Certaines publications vont plus loin et présentent des billets d’humeur pratiquement quotidiens sur la France. C’est le cas par exemple du journal La Opinion, avec ses « Cronicas de Paris ». Le ton employé y est souvent polémique : l’auteur n’est autre que Gémez Carrillo, jour­naliste espagnol travaillant pour l’ lmparcial, souvent hostile à « l’esprit français ». Cette littérature met en relief le fameux « complexe de supériorité » des Français ; mais il est significatif que, de l’autre côté de l’océan, on commande à un journaliste une chronique culturelle quasi quotidienne sur un pays aussi éloigné que la Fran­ce. La vie culturelle de la capitale française exerce une véritable fascination. Et plusieurs articles traitent des diverses manifestations qui s’y déroulent :

– « Ce que produisent les lettres »

– « L’Académie Goncourt »

– « Les banquets de la plume »

– « La vanité des peintres »

– « Le dernier café des arts »

– « Les concerts » …

En outre, des événements qui peuvent sembler insignifiants pour une nation aussi lointaine que la Colombie sont soigneu­sement retranscrits : l’inauguration en France du monument à La Fayette, offert par les écoles nord-américaines le 4 juillet 1900, avec reproduction intégrale des discours prononcés ; une exposition organisée par la Préfecture de Police de Paris dans ses locaux : l’article de La Opi­nion, daté du 20 mars 1901, décrit avec force détails le contenu des salles : affiches et papiers officiels rares, portraits et bustes des principaux chefs de la poli­ ce, des vestiges tels que les clés et les serrures de la Bastille et une salle entière­ ment consacrée au service de l’identité judiciaire.

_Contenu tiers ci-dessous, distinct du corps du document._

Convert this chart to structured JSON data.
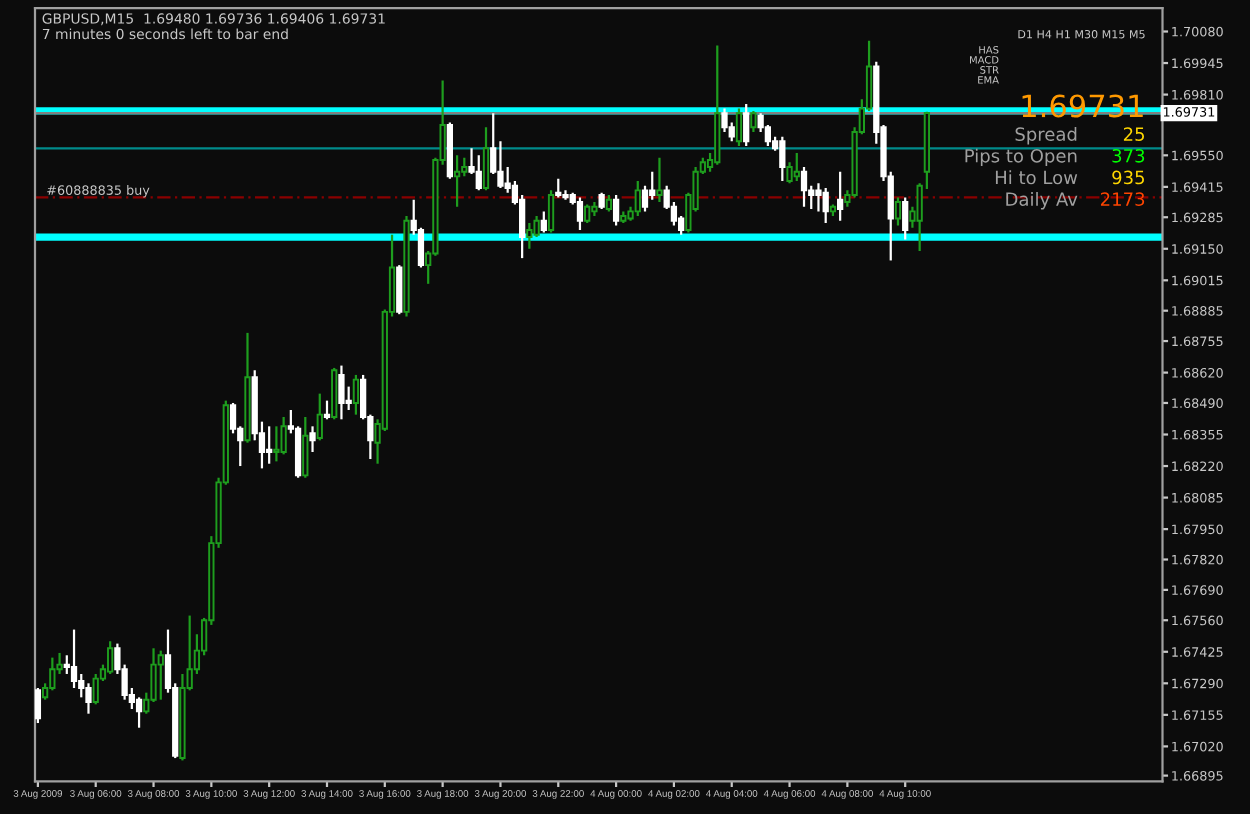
{
  "chart_data": {
    "type": "candlestick",
    "title": "GBPUSD,M15  1.69480 1.69736 1.69406 1.69731",
    "subtitle": "7 minutes 0 seconds left to bar end",
    "x": [
      "2009-08-03T04:00",
      "2009-08-03T04:15",
      "2009-08-03T04:30",
      "2009-08-03T04:45",
      "2009-08-03T05:00",
      "2009-08-03T05:15",
      "2009-08-03T05:30",
      "2009-08-03T05:45",
      "2009-08-03T06:00",
      "2009-08-03T06:15",
      "2009-08-03T06:30",
      "2009-08-03T06:45",
      "2009-08-03T07:00",
      "2009-08-03T07:15",
      "2009-08-03T07:30",
      "2009-08-03T07:45",
      "2009-08-03T08:00",
      "2009-08-03T08:15",
      "2009-08-03T08:30",
      "2009-08-03T08:45",
      "2009-08-03T09:00",
      "2009-08-03T09:15",
      "2009-08-03T09:30",
      "2009-08-03T09:45",
      "2009-08-03T10:00",
      "2009-08-03T10:15",
      "2009-08-03T10:30",
      "2009-08-03T10:45",
      "2009-08-03T11:00",
      "2009-08-03T11:15",
      "2009-08-03T11:30",
      "2009-08-03T11:45",
      "2009-08-03T12:00",
      "2009-08-03T12:15",
      "2009-08-03T12:30",
      "2009-08-03T12:45",
      "2009-08-03T13:00",
      "2009-08-03T13:15",
      "2009-08-03T13:30",
      "2009-08-03T13:45",
      "2009-08-03T14:00",
      "2009-08-03T14:15",
      "2009-08-03T14:30",
      "2009-08-03T14:45",
      "2009-08-03T15:00",
      "2009-08-03T15:15",
      "2009-08-03T15:30",
      "2009-08-03T15:45",
      "2009-08-03T16:00",
      "2009-08-03T16:15",
      "2009-08-03T16:30",
      "2009-08-03T16:45",
      "2009-08-03T17:00",
      "2009-08-03T17:15",
      "2009-08-03T17:30",
      "2009-08-03T17:45",
      "2009-08-03T18:00",
      "2009-08-03T18:15",
      "2009-08-03T18:30",
      "2009-08-03T18:45",
      "2009-08-03T19:00",
      "2009-08-03T19:15",
      "2009-08-03T19:30",
      "2009-08-03T19:45",
      "2009-08-03T20:00",
      "2009-08-03T20:15",
      "2009-08-03T20:30",
      "2009-08-03T20:45",
      "2009-08-03T21:00",
      "2009-08-03T21:15",
      "2009-08-03T21:30",
      "2009-08-03T21:45",
      "2009-08-03T22:00",
      "2009-08-03T22:15",
      "2009-08-03T22:30",
      "2009-08-03T22:45",
      "2009-08-03T23:00",
      "2009-08-03T23:15",
      "2009-08-03T23:30",
      "2009-08-03T23:45",
      "2009-08-04T00:00",
      "2009-08-04T00:15",
      "2009-08-04T00:30",
      "2009-08-04T00:45",
      "2009-08-04T01:00",
      "2009-08-04T01:15",
      "2009-08-04T01:30",
      "2009-08-04T01:45",
      "2009-08-04T02:00",
      "2009-08-04T02:15",
      "2009-08-04T02:30",
      "2009-08-04T02:45",
      "2009-08-04T03:00",
      "2009-08-04T03:15",
      "2009-08-04T03:30",
      "2009-08-04T03:45",
      "2009-08-04T04:00",
      "2009-08-04T04:15",
      "2009-08-04T04:30",
      "2009-08-04T04:45",
      "2009-08-04T05:00",
      "2009-08-04T05:15",
      "2009-08-04T05:30",
      "2009-08-04T05:45",
      "2009-08-04T06:00",
      "2009-08-04T06:15",
      "2009-08-04T06:30",
      "2009-08-04T06:45",
      "2009-08-04T07:00",
      "2009-08-04T07:15",
      "2009-08-04T07:30",
      "2009-08-04T07:45",
      "2009-08-04T08:00",
      "2009-08-04T08:15",
      "2009-08-04T08:30",
      "2009-08-04T08:45",
      "2009-08-04T09:00",
      "2009-08-04T09:15",
      "2009-08-04T09:30",
      "2009-08-04T09:45",
      "2009-08-04T10:00",
      "2009-08-04T10:15",
      "2009-08-04T10:30",
      "2009-08-04T10:45"
    ],
    "ohlc": [
      [
        1.6726,
        1.6727,
        1.6712,
        1.6714
      ],
      [
        1.6723,
        1.6729,
        1.6722,
        1.6727
      ],
      [
        1.6727,
        1.674,
        1.6726,
        1.6735
      ],
      [
        1.6735,
        1.6742,
        1.6733,
        1.6737
      ],
      [
        1.6737,
        1.6741,
        1.6733,
        1.6736
      ],
      [
        1.6736,
        1.6752,
        1.6727,
        1.673
      ],
      [
        1.673,
        1.6733,
        1.6723,
        1.6727
      ],
      [
        1.6727,
        1.6729,
        1.6716,
        1.6721
      ],
      [
        1.6721,
        1.6733,
        1.672,
        1.6731
      ],
      [
        1.6731,
        1.6737,
        1.673,
        1.6735
      ],
      [
        1.6734,
        1.6747,
        1.6733,
        1.6744
      ],
      [
        1.6744,
        1.6746,
        1.6733,
        1.6735
      ],
      [
        1.6735,
        1.6737,
        1.6722,
        1.6724
      ],
      [
        1.6724,
        1.6727,
        1.6718,
        1.6721
      ],
      [
        1.6722,
        1.6723,
        1.671,
        1.6717
      ],
      [
        1.6717,
        1.6725,
        1.6716,
        1.6722
      ],
      [
        1.6722,
        1.6744,
        1.6721,
        1.6737
      ],
      [
        1.6737,
        1.6743,
        1.6722,
        1.6741
      ],
      [
        1.6741,
        1.6752,
        1.6725,
        1.6727
      ],
      [
        1.6727,
        1.6729,
        1.6697,
        1.6698
      ],
      [
        1.6697,
        1.6733,
        1.6696,
        1.6727
      ],
      [
        1.6727,
        1.6758,
        1.6726,
        1.6735
      ],
      [
        1.6735,
        1.675,
        1.6733,
        1.6743
      ],
      [
        1.6743,
        1.6757,
        1.6741,
        1.6756
      ],
      [
        1.6756,
        1.6792,
        1.6754,
        1.6789
      ],
      [
        1.6789,
        1.6817,
        1.6787,
        1.6815
      ],
      [
        1.6815,
        1.685,
        1.6814,
        1.6848
      ],
      [
        1.6848,
        1.6849,
        1.6836,
        1.6838
      ],
      [
        1.6838,
        1.6839,
        1.6822,
        1.6833
      ],
      [
        1.6833,
        1.6879,
        1.6832,
        1.686
      ],
      [
        1.686,
        1.6863,
        1.6833,
        1.6836
      ],
      [
        1.6836,
        1.6841,
        1.6821,
        1.6828
      ],
      [
        1.6829,
        1.6839,
        1.6823,
        1.6828
      ],
      [
        1.6828,
        1.6839,
        1.6824,
        1.6829
      ],
      [
        1.6828,
        1.6843,
        1.6827,
        1.6839
      ],
      [
        1.6839,
        1.6846,
        1.6836,
        1.6838
      ],
      [
        1.6838,
        1.6839,
        1.6817,
        1.6818
      ],
      [
        1.6818,
        1.6843,
        1.6817,
        1.6835
      ],
      [
        1.6836,
        1.6839,
        1.6828,
        1.6833
      ],
      [
        1.6834,
        1.6853,
        1.6833,
        1.6844
      ],
      [
        1.6844,
        1.685,
        1.6842,
        1.6843
      ],
      [
        1.6843,
        1.6864,
        1.6842,
        1.6863
      ],
      [
        1.6861,
        1.6865,
        1.6842,
        1.6849
      ],
      [
        1.685,
        1.6856,
        1.6846,
        1.6849
      ],
      [
        1.6849,
        1.6861,
        1.6844,
        1.6859
      ],
      [
        1.6859,
        1.6861,
        1.6842,
        1.6843
      ],
      [
        1.6843,
        1.6844,
        1.6825,
        1.6833
      ],
      [
        1.6832,
        1.6842,
        1.6823,
        1.684
      ],
      [
        1.6838,
        1.6889,
        1.6837,
        1.6888
      ],
      [
        1.6888,
        1.6921,
        1.6886,
        1.6907
      ],
      [
        1.6907,
        1.6908,
        1.6887,
        1.6888
      ],
      [
        1.6888,
        1.6929,
        1.6886,
        1.6927
      ],
      [
        1.6927,
        1.6936,
        1.6921,
        1.6923
      ],
      [
        1.6923,
        1.6924,
        1.6907,
        1.6908
      ],
      [
        1.6908,
        1.6914,
        1.69,
        1.6913
      ],
      [
        1.6913,
        1.6954,
        1.6912,
        1.6953
      ],
      [
        1.6953,
        1.6987,
        1.6951,
        1.6968
      ],
      [
        1.6968,
        1.6969,
        1.6945,
        1.6946
      ],
      [
        1.6946,
        1.6955,
        1.6933,
        1.6948
      ],
      [
        1.6948,
        1.6954,
        1.6946,
        1.695
      ],
      [
        1.695,
        1.6958,
        1.6947,
        1.6948
      ],
      [
        1.6948,
        1.6955,
        1.694,
        1.6941
      ],
      [
        1.6941,
        1.6967,
        1.694,
        1.6958
      ],
      [
        1.6958,
        1.6973,
        1.6947,
        1.6948
      ],
      [
        1.6948,
        1.6961,
        1.6941,
        1.6942
      ],
      [
        1.6943,
        1.695,
        1.6939,
        1.6941
      ],
      [
        1.6942,
        1.6944,
        1.6934,
        1.6935
      ],
      [
        1.6936,
        1.6938,
        1.6911,
        1.692
      ],
      [
        1.692,
        1.6926,
        1.6915,
        1.6923
      ],
      [
        1.6921,
        1.6929,
        1.692,
        1.6927
      ],
      [
        1.6927,
        1.6931,
        1.6922,
        1.6923
      ],
      [
        1.6923,
        1.694,
        1.6922,
        1.6938
      ],
      [
        1.6939,
        1.6945,
        1.6937,
        1.6938
      ],
      [
        1.6938,
        1.694,
        1.6936,
        1.6937
      ],
      [
        1.6938,
        1.6939,
        1.6934,
        1.6935
      ],
      [
        1.6935,
        1.6937,
        1.6923,
        1.6927
      ],
      [
        1.6927,
        1.6934,
        1.6926,
        1.6933
      ],
      [
        1.6931,
        1.6935,
        1.6929,
        1.6933
      ],
      [
        1.6938,
        1.6939,
        1.6932,
        1.6933
      ],
      [
        1.6932,
        1.6938,
        1.6931,
        1.6936
      ],
      [
        1.6936,
        1.6938,
        1.6925,
        1.6927
      ],
      [
        1.6927,
        1.6931,
        1.6926,
        1.6929
      ],
      [
        1.6928,
        1.6933,
        1.6927,
        1.6931
      ],
      [
        1.6931,
        1.6944,
        1.6929,
        1.694
      ],
      [
        1.694,
        1.6942,
        1.6931,
        1.6933
      ],
      [
        1.694,
        1.6948,
        1.6936,
        1.6938
      ],
      [
        1.6938,
        1.6954,
        1.6935,
        1.694
      ],
      [
        1.694,
        1.6942,
        1.6932,
        1.6933
      ],
      [
        1.6933,
        1.6935,
        1.6925,
        1.6927
      ],
      [
        1.6928,
        1.6929,
        1.6921,
        1.6923
      ],
      [
        1.6923,
        1.6939,
        1.6922,
        1.6938
      ],
      [
        1.6932,
        1.695,
        1.6931,
        1.6948
      ],
      [
        1.6948,
        1.6954,
        1.6947,
        1.6952
      ],
      [
        1.695,
        1.6956,
        1.6948,
        1.6953
      ],
      [
        1.6952,
        1.7002,
        1.6951,
        1.6973
      ],
      [
        1.6973,
        1.6975,
        1.6965,
        1.6967
      ],
      [
        1.6967,
        1.6969,
        1.6961,
        1.6963
      ],
      [
        1.6961,
        1.6975,
        1.6959,
        1.6973
      ],
      [
        1.6973,
        1.6977,
        1.6959,
        1.6961
      ],
      [
        1.6967,
        1.6974,
        1.6965,
        1.6973
      ],
      [
        1.6972,
        1.6973,
        1.6965,
        1.6967
      ],
      [
        1.6967,
        1.6968,
        1.6959,
        1.6961
      ],
      [
        1.6961,
        1.6963,
        1.6957,
        1.6958
      ],
      [
        1.6961,
        1.6963,
        1.6944,
        1.695
      ],
      [
        1.6944,
        1.6952,
        1.6943,
        1.695
      ],
      [
        1.6946,
        1.6956,
        1.6944,
        1.6948
      ],
      [
        1.6948,
        1.695,
        1.6933,
        1.694
      ],
      [
        1.694,
        1.6942,
        1.6932,
        1.6938
      ],
      [
        1.694,
        1.6943,
        1.6931,
        1.6938
      ],
      [
        1.6939,
        1.6941,
        1.6926,
        1.6931
      ],
      [
        1.6931,
        1.6934,
        1.6929,
        1.6933
      ],
      [
        1.6936,
        1.6948,
        1.6927,
        1.6932
      ],
      [
        1.6935,
        1.694,
        1.6933,
        1.6938
      ],
      [
        1.6938,
        1.6967,
        1.6937,
        1.6965
      ],
      [
        1.6965,
        1.6979,
        1.6964,
        1.6975
      ],
      [
        1.6975,
        1.7004,
        1.6974,
        1.6993
      ],
      [
        1.6993,
        1.6995,
        1.696,
        1.6965
      ],
      [
        1.6967,
        1.6968,
        1.6944,
        1.6946
      ],
      [
        1.6946,
        1.6948,
        1.691,
        1.6928
      ],
      [
        1.6928,
        1.6937,
        1.6925,
        1.6935
      ],
      [
        1.6935,
        1.6937,
        1.6919,
        1.6923
      ],
      [
        1.6927,
        1.6933,
        1.6924,
        1.6931
      ],
      [
        1.6927,
        1.6943,
        1.6914,
        1.6942
      ],
      [
        1.6948,
        1.69736,
        1.69406,
        1.69731
      ]
    ],
    "colors": [
      "#ffffff",
      "#1e9e1e",
      "#1e9e1e",
      "#1e9e1e",
      "#ffffff",
      "#ffffff",
      "#ffffff",
      "#ffffff",
      "#1e9e1e",
      "#1e9e1e",
      "#1e9e1e",
      "#ffffff",
      "#ffffff",
      "#ffffff",
      "#ffffff",
      "#1e9e1e",
      "#1e9e1e",
      "#1e9e1e",
      "#ffffff",
      "#ffffff",
      "#1e9e1e",
      "#1e9e1e",
      "#1e9e1e",
      "#1e9e1e",
      "#1e9e1e",
      "#1e9e1e",
      "#1e9e1e",
      "#ffffff",
      "#ffffff",
      "#1e9e1e",
      "#ffffff",
      "#ffffff",
      "#ffffff",
      "#1e9e1e",
      "#1e9e1e",
      "#ffffff",
      "#ffffff",
      "#1e9e1e",
      "#ffffff",
      "#1e9e1e",
      "#ffffff",
      "#1e9e1e",
      "#ffffff",
      "#ffffff",
      "#1e9e1e",
      "#ffffff",
      "#ffffff",
      "#1e9e1e",
      "#1e9e1e",
      "#1e9e1e",
      "#ffffff",
      "#1e9e1e",
      "#ffffff",
      "#ffffff",
      "#1e9e1e",
      "#1e9e1e",
      "#1e9e1e",
      "#ffffff",
      "#1e9e1e",
      "#1e9e1e",
      "#ffffff",
      "#ffffff",
      "#1e9e1e",
      "#ffffff",
      "#ffffff",
      "#ffffff",
      "#ffffff",
      "#ffffff",
      "#1e9e1e",
      "#1e9e1e",
      "#ffffff",
      "#1e9e1e",
      "#ffffff",
      "#ffffff",
      "#ffffff",
      "#ffffff",
      "#1e9e1e",
      "#1e9e1e",
      "#ffffff",
      "#1e9e1e",
      "#ffffff",
      "#1e9e1e",
      "#1e9e1e",
      "#1e9e1e",
      "#ffffff",
      "#ffffff",
      "#1e9e1e",
      "#ffffff",
      "#ffffff",
      "#ffffff",
      "#1e9e1e",
      "#1e9e1e",
      "#1e9e1e",
      "#1e9e1e",
      "#1e9e1e",
      "#ffffff",
      "#ffffff",
      "#1e9e1e",
      "#ffffff",
      "#1e9e1e",
      "#ffffff",
      "#ffffff",
      "#ffffff",
      "#ffffff",
      "#1e9e1e",
      "#1e9e1e",
      "#ffffff",
      "#ffffff",
      "#ffffff",
      "#ffffff",
      "#1e9e1e",
      "#ffffff",
      "#1e9e1e",
      "#1e9e1e",
      "#1e9e1e",
      "#1e9e1e",
      "#ffffff",
      "#ffffff",
      "#ffffff",
      "#1e9e1e",
      "#ffffff",
      "#1e9e1e",
      "#1e9e1e",
      "#1e9e1e"
    ],
    "xlim": [
      "2009-08-03T03:54",
      "2009-08-04T18:54"
    ],
    "xticks": [
      {
        "value": "2009-08-03T04:00",
        "label": "3 Aug 2009"
      },
      {
        "value": "2009-08-03T06:00",
        "label": "3 Aug 06:00"
      },
      {
        "value": "2009-08-03T08:00",
        "label": "3 Aug 08:00"
      },
      {
        "value": "2009-08-03T10:00",
        "label": "3 Aug 10:00"
      },
      {
        "value": "2009-08-03T12:00",
        "label": "3 Aug 12:00"
      },
      {
        "value": "2009-08-03T14:00",
        "label": "3 Aug 14:00"
      },
      {
        "value": "2009-08-03T16:00",
        "label": "3 Aug 16:00"
      },
      {
        "value": "2009-08-03T18:00",
        "label": "3 Aug 18:00"
      },
      {
        "value": "2009-08-03T20:00",
        "label": "3 Aug 20:00"
      },
      {
        "value": "2009-08-03T22:00",
        "label": "3 Aug 22:00"
      },
      {
        "value": "2009-08-04T00:00",
        "label": "4 Aug 00:00"
      },
      {
        "value": "2009-08-04T02:00",
        "label": "4 Aug 02:00"
      },
      {
        "value": "2009-08-04T04:00",
        "label": "4 Aug 04:00"
      },
      {
        "value": "2009-08-04T06:00",
        "label": "4 Aug 06:00"
      },
      {
        "value": "2009-08-04T08:00",
        "label": "4 Aug 08:00"
      },
      {
        "value": "2009-08-04T10:00",
        "label": "4 Aug 10:00"
      }
    ],
    "ylim": [
      1.6687,
      1.7018
    ],
    "yticks": [
      {
        "value": 1.7008,
        "label": "1.70080"
      },
      {
        "value": 1.69945,
        "label": "1.69945"
      },
      {
        "value": 1.6981,
        "label": "1.69810"
      },
      {
        "value": 1.6955,
        "label": "1.69550"
      },
      {
        "value": 1.69415,
        "label": "1.69415"
      },
      {
        "value": 1.69285,
        "label": "1.69285"
      },
      {
        "value": 1.6915,
        "label": "1.69150"
      },
      {
        "value": 1.69015,
        "label": "1.69015"
      },
      {
        "value": 1.68885,
        "label": "1.68885"
      },
      {
        "value": 1.68755,
        "label": "1.68755"
      },
      {
        "value": 1.6862,
        "label": "1.68620"
      },
      {
        "value": 1.6849,
        "label": "1.68490"
      },
      {
        "value": 1.68355,
        "label": "1.68355"
      },
      {
        "value": 1.6822,
        "label": "1.68220"
      },
      {
        "value": 1.68085,
        "label": "1.68085"
      },
      {
        "value": 1.6795,
        "label": "1.67950"
      },
      {
        "value": 1.6782,
        "label": "1.67820"
      },
      {
        "value": 1.6769,
        "label": "1.67690"
      },
      {
        "value": 1.6756,
        "label": "1.67560"
      },
      {
        "value": 1.67425,
        "label": "1.67425"
      },
      {
        "value": 1.6729,
        "label": "1.67290"
      },
      {
        "value": 1.67155,
        "label": "1.67155"
      },
      {
        "value": 1.6702,
        "label": "1.67020"
      },
      {
        "value": 1.66895,
        "label": "1.66895"
      }
    ],
    "ref_lines": [
      {
        "axis": "y",
        "value": 1.6974,
        "label": null,
        "color": "#00ffff",
        "line_style": "solid"
      },
      {
        "axis": "y",
        "value": 1.692,
        "label": null,
        "color": "#00ffff",
        "line_style": "solid"
      },
      {
        "axis": "y",
        "value": 1.6958,
        "label": null,
        "color": "#008b8b",
        "line_style": "solid"
      },
      {
        "axis": "y",
        "value": 1.6937,
        "label": "#60888835 buy",
        "color": "#8b0000",
        "line_style": "dashed"
      },
      {
        "axis": "y",
        "value": 1.69731,
        "label": "1.69731",
        "color": "#808080",
        "line_style": "solid"
      }
    ],
    "annotations": [
      "D1 H4 H1 M30 M15 M5",
      "HAS",
      "MACD",
      "STR",
      "EMA",
      "1.69731",
      "Spread",
      "25",
      "Pips to Open",
      "373",
      "Hi to Low",
      "935",
      "Daily Av",
      "2173"
    ],
    "grid": false,
    "legend": false
  }
}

Tous les textes ne sont pas dans la même ligne : plusieurs publications s’intéressent davantage à la thématique religieuse, El Colombiano, par exemple. Elles mettent en évidence certains succès du catholicisme en France, se félicitent de conversions relatées avec minutie, s’inquiètent de décisions prises au détriment du catholicisme et suivent pas à pas les manifestations religieuses. Il est assez clair que l’on se préoccupe de l »‘âme » de la France.

Il existe cependant certains points de contentieux. Lors de la sécession de Panama, il est reproché durement et en termes passionnels à la France son manque de solidarité avec la Colombie.

Quant à l’Espagne, elle apparaît assez peu et de façon assez irrégulière sous forme de notes courtes d’informations plutôt insipides et de billets d’humeur qui règlent de « vieux » contentieux historiques, en particulier ceux de la période coloniale. Pourtant, l’Espagne a alors la volonté de former une « grande famille » avec ses anciennes colonies, autour de concepts tels que la Race, la langue, les origines ; entre 1900 et 1930, l’Espagne est d’ailleurs convaincue de posséder un grand potentiel qui ne manquera pas de se développer dans le futur : cela est par­ticulièrement net pendant la dictature de Primo de Rivera.

Aujourd’hui encore, les constantes que nous avons pu dégager se retrouvent assez fidèlement dans la pensée colom­bienne. On peut citer pour exemple, afin de terminer sur une note résolument contemporaine, le contraste entre les déploiements mis en œuvre pour fêter dignement le bicentenaire de la Révolu­tion française, et les premières pièces de théâtre jouées « en l’honneur » de la commémoration de la découverte de l’Amérique – souvent grinçantes et lourdes de rancœur.